I didn't have a lot of time to test this so apologies if there's a flaw in my logic somewhere.

EDIT:

I did some testing and everything seems solid. If you want a nice pretty spread it looks like you want something along the lines of Total = Count * ((UPPER + LOWER) / 2). Although I'm fairly certain that as the difference between UPPER and LOWER increases the more flexible this becomes.

Answer 2

The problem is we want all numbers to be bounded 1-9 and add up to N. So we have to generate each number one by one and determine the real bounds for the next number.

This will of course generate statistical bias toward the end of the list, so I recommend shuffling the array once after generating.

To determine the next number's bounds, do the following: Upper bound = take the remaining sum minus (the number of elements remaining * min).

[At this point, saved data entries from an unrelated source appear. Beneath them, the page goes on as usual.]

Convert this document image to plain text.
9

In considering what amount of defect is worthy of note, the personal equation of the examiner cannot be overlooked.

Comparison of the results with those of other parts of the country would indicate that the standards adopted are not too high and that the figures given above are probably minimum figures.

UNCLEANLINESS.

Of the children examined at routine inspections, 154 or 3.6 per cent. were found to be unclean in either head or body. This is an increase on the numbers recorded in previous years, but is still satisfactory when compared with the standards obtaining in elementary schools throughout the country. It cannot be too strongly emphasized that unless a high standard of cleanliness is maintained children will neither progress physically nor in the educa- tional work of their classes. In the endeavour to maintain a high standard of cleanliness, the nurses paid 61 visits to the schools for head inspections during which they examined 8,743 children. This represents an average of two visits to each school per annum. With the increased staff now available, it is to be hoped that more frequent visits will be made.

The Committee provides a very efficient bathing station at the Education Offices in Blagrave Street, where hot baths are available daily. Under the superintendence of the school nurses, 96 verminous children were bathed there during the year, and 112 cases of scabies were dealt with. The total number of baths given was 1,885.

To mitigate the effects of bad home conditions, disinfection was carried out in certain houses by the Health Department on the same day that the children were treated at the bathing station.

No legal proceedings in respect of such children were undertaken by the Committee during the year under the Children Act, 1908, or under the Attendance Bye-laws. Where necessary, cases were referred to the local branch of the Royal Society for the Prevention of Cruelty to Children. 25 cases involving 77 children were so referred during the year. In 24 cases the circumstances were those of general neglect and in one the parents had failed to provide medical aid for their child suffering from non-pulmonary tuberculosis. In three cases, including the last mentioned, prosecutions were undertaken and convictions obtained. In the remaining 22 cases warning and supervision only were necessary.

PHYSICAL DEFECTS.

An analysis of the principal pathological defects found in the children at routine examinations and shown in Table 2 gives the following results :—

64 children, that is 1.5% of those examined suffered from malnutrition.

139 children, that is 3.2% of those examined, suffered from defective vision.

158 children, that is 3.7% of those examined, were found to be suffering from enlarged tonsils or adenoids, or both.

Lower bound = take the remaining sum minus (the number of elements remaining * max).

Something like (untested):

public static List<int> RandomList(int digitMin, int digitMax, 
                                   int targetSum, int numDigits)
{
    List<int> ret = new List<int>(numDigits);

    Random random = new Random();
    int localMin, localMax, nextDigit;
    int remainingSum = targetSum;

    for(int i=1; i<=numDigits; i++)
    {
          localMax = remainingSum - ((numDigits - i) * min);
          if(localMax > max)
              localMax = max;

          localMin = remainingSum - ((length - i) * max);
          if(localMin > min)
              localMin = min;

          nextDigit = random.Next(localMin, localMax);
          ret.Add(nextDigit);
          remainingSum -= nextDigit;
    }

    return ret;
}

The idea here is as you generate numbers, the range of possible values for the remaining numbers gets smaller, like a limit function zeroing in on a target sum. Sort of.

Edit: I had to change the for loop to be 1-based, because we want the number of elements left AFTER generating this one.

Edit2: Put it in a method for completeness and changed length to be numDigits for readability.